One of the things we really bring and I have been fortunate, I have worked on both sides of the fund management industry. I have worked as an alternatives manager and also as a long-only manager. But what we have tried to do since I have been at BlueBay—and one of the reasons I joined BlueBay—was that the founders of the company always felt that they should be run together, that you bring an absolute return mindset to the protection of capital within what you’re doing from a long-only side. It’s not just purely about a benchmark. We are trying to generate returns to the upside and make sure that we’re at the right point in the cycle to be invested and at the right point to be out. And that takes… you have to be a little bit braver and be bold with some of your decisions.

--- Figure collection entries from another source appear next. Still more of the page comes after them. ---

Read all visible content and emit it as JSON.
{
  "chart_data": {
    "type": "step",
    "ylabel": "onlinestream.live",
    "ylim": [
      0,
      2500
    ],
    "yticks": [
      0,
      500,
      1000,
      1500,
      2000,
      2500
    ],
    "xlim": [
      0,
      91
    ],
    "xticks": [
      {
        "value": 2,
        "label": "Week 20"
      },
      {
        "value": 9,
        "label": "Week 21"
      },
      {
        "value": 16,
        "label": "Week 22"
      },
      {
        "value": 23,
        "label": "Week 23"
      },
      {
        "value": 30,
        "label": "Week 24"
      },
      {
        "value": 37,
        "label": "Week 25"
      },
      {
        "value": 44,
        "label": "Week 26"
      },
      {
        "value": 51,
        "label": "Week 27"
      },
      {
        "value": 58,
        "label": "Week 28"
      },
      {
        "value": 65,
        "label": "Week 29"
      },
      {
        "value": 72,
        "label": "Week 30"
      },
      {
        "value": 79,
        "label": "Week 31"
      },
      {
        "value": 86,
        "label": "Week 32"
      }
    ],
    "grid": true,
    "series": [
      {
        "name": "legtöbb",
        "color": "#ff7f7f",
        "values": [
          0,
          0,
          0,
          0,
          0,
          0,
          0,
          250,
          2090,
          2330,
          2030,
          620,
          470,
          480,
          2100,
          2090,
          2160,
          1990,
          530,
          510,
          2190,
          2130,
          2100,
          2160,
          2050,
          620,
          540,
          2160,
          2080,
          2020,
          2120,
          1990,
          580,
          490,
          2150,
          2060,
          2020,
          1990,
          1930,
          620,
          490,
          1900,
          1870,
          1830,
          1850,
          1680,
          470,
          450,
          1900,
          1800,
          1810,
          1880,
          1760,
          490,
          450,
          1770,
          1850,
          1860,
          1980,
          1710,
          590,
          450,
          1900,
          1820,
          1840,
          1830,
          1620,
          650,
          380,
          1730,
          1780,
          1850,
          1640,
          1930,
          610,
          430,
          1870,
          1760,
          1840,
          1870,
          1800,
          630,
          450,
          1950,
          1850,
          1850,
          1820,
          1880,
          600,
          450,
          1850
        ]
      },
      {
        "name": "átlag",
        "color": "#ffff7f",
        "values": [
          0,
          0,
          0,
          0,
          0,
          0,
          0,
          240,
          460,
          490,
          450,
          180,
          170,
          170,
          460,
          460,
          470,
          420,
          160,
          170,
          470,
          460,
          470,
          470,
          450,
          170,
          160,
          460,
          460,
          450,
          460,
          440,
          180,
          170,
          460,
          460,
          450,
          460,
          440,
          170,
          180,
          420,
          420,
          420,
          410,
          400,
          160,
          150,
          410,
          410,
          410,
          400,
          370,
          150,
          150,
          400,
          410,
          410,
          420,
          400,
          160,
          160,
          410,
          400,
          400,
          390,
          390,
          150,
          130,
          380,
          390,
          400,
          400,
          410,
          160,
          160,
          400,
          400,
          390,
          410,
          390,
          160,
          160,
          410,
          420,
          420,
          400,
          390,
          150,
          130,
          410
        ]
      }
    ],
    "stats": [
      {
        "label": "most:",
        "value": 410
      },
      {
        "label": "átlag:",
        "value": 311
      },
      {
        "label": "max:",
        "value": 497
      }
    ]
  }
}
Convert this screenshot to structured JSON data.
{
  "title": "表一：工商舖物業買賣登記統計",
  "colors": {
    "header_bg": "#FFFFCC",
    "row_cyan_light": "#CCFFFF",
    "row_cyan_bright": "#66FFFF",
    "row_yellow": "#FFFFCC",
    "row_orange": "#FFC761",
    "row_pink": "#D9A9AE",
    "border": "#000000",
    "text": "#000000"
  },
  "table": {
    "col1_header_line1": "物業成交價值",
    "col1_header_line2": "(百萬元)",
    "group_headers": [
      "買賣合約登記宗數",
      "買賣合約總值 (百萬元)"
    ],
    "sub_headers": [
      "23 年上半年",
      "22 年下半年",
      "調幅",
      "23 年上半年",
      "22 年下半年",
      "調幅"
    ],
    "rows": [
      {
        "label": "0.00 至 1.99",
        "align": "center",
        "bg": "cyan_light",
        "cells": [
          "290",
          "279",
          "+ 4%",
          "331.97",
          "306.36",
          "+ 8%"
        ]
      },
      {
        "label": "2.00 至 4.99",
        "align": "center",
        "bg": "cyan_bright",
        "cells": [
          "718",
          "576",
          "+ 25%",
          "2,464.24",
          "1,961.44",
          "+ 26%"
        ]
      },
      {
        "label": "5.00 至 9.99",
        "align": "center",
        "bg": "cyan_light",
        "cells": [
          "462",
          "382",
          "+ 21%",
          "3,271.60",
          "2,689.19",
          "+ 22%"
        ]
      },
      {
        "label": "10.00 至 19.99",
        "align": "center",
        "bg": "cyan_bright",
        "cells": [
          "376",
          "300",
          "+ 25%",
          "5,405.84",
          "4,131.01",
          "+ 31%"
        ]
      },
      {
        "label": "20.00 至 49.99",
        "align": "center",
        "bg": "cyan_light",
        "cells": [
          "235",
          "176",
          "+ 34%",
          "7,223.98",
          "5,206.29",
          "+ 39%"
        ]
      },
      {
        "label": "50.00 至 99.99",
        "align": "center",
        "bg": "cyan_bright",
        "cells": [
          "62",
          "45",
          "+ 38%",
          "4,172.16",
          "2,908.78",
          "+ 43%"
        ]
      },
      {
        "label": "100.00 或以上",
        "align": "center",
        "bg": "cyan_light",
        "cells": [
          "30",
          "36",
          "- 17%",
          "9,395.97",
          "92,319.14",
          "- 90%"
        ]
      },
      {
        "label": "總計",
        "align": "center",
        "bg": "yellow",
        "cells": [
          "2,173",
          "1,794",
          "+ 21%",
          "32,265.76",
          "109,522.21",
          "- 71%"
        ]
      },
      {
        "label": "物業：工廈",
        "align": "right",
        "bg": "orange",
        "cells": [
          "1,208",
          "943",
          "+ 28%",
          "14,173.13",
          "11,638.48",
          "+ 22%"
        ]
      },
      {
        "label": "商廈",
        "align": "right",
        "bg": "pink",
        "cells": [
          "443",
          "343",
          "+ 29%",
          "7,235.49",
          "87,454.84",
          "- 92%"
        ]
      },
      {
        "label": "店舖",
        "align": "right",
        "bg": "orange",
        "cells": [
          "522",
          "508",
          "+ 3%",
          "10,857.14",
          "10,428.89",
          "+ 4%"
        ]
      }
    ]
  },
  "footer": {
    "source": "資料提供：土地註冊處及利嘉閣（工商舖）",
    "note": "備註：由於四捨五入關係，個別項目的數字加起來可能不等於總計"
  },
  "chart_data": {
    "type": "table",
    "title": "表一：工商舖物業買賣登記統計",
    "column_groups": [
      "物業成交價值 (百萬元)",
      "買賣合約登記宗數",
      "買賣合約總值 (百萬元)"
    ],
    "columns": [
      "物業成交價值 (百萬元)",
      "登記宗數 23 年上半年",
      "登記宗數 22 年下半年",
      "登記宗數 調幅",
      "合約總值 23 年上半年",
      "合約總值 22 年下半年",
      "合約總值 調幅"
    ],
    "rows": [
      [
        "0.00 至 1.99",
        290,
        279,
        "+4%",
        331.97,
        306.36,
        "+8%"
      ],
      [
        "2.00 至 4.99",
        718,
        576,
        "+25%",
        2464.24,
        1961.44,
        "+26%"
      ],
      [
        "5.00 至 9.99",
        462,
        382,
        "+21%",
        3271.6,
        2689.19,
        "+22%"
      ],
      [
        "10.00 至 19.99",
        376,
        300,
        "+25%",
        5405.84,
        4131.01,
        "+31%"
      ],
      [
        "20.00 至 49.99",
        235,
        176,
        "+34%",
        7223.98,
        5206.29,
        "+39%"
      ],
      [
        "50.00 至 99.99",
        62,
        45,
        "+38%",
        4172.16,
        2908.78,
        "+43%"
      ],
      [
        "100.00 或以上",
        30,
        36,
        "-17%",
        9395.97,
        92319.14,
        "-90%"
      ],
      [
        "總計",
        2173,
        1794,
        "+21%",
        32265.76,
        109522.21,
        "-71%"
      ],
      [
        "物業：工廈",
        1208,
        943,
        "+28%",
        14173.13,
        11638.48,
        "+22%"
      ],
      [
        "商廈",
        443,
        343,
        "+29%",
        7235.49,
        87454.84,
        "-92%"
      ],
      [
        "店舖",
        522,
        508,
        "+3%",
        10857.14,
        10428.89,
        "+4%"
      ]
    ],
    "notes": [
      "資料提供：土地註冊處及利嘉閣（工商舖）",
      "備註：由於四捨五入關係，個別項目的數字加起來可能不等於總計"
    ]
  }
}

But that requires a process, a repeatable process. And that is what we have tried to develop at BlueBay. That is also why we specialize. We don’t do equities here. There are parts of RBC GAM that do equities very well. That’s not what we do. We specialize in fixed income and global fixed income, and that’s what we’re looking at. And so we bring those processes and the alternative, some of the alternative approaches in the way that some of the hedge funds understand and look at things in a more active way along with the traditional long-only. And bringing, combining those and getting the best of both worlds in there, I think, is very key to our long-term success in the future returns.

Great, well, Mike. Thanks for your time on the podcast. We really appreciate it. And thanks for hosting me this week in your beautiful facility. What I think we should do right now is we should go grab a pint somewhere.

Sounds like a great idea. There is a lovely pub across the road. And for once Dave, you’re buying.

I think I could do that. That would be my absolute pleasure. Thanks again.